Note: I have two posts going up tomorrow on ICS-CERT and DHS. The first is on what ICS-CERT actually does vs. expectation and lore. The second is reaction to the DHS Office of Inspector General (OIG) report on DHS’s performance in securing ICS.

Yesterday ICS-CERT issued an update to the Schneider Electric Multiple Vulnerabilities Alert. The Alert claims that two of the vulnerabilities that Arthur Gervais of ETH Zurich presented at S4x13 (see video below) were not valid.

The exact wording in the Alert is:

“Two of the vulnerabilities initially reported have been determined not to be valid”.

A typical reader would believe that this is a result of ICS-CERT’s analysis or consensus between the vendor and researcher. Not true. It is based on what the vendor told ICS-CERT. It is another example of ICS-CERT simply being a vendor megaphone.
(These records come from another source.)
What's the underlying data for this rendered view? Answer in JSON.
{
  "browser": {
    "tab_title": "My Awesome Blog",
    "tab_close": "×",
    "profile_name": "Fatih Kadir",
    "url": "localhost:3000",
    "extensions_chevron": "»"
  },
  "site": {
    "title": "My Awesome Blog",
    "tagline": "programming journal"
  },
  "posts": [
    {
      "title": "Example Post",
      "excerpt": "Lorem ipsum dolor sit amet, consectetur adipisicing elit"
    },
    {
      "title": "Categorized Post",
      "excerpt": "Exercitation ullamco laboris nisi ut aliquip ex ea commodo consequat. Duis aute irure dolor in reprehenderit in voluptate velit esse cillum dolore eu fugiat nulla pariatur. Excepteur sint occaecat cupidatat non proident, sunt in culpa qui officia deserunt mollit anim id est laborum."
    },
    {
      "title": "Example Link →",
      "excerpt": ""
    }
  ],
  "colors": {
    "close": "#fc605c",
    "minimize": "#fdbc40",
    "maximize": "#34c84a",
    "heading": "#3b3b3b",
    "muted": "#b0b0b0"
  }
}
Upon reading the Updated Alert I asked Arthur if he would like to respond. Here is what he wrote:

The ICS-CERT claimed two out of four reported vulnerabilities as invalid. We believe, Schneider found a fifth vulnerability in their products. Cited from the ICS alert:

“In Schneider Electric’s testing on the reported issue, the module does in fact stop communicating when the connection limit is exceeded, but the PLC continues its control functions and its operation is unaffected. After the connection limit is exceeded, the communications module performs a soft reset.”
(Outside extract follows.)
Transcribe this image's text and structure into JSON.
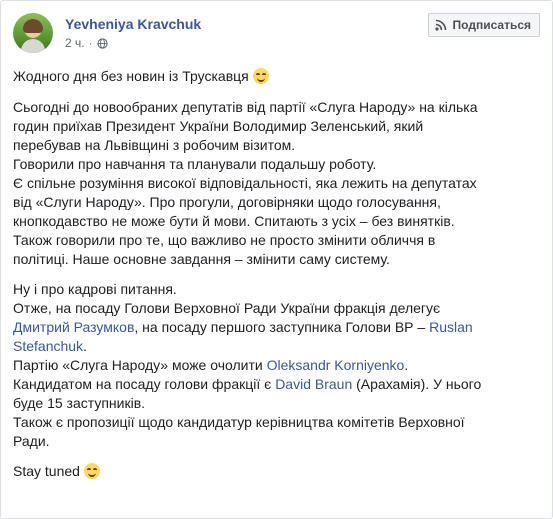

Hereby, the ICS-CERT just disclosed a new vulnerability in a Schneider communication module (probably a BMX NOE).

Regarding our submission (1) a TCP connection resource exhaustion against a Schneider Modicon M340, the attack has been tested on the latest Schneider Firmware M340_OS_V2.50 (24/07/2012). The video presented at S4x13 should furthermore show the effectiveness of the attack (where the PLC stops completely). We have not provided Schneider with the attack code, but the description should suffice to follow the attack. Schneider can still purchase our attack code, which is as we confirm, still effective against the latest firmware.

Regarding (2) the hard coded credentials, they are not documented and active in the default configuration. Schneider found a way to deactivate them with a configuration, so it should probably be called a default configuration issue. We have been informed by Schneider that our report has enabled them to find further related problems and are glad to have helped Schneider to secure their products.

I don’t know if the vendor or Arthur is accurate. Whatever the truth is, ICS-CERT is not in a position to make such a declarative statement.

Compare this to ICS-CERT’s wording in the initial alert:

ICS-CERT is aware of a public report concerning multiple vulnerabilities in multiple Schneider Electric Products. These vulnerabilities were released by Arthur Gervais at the Digital Bond SCADA Security Scientific Symposium (S4) conference. ICS-CERT notified the affected vendor of the report and asked the vendor to confirm the vulnerabilities and identify mitigations. ICS-CERT is issuing this alert to provide early notice of the report and identify baseline mitigations for reducing risks to these and other cybersecurity attacks.

Note the level of cautionary words in accepting the vulnerabilities are valid. This level of caution is entirely absent when the vendor states the vulns are not valid.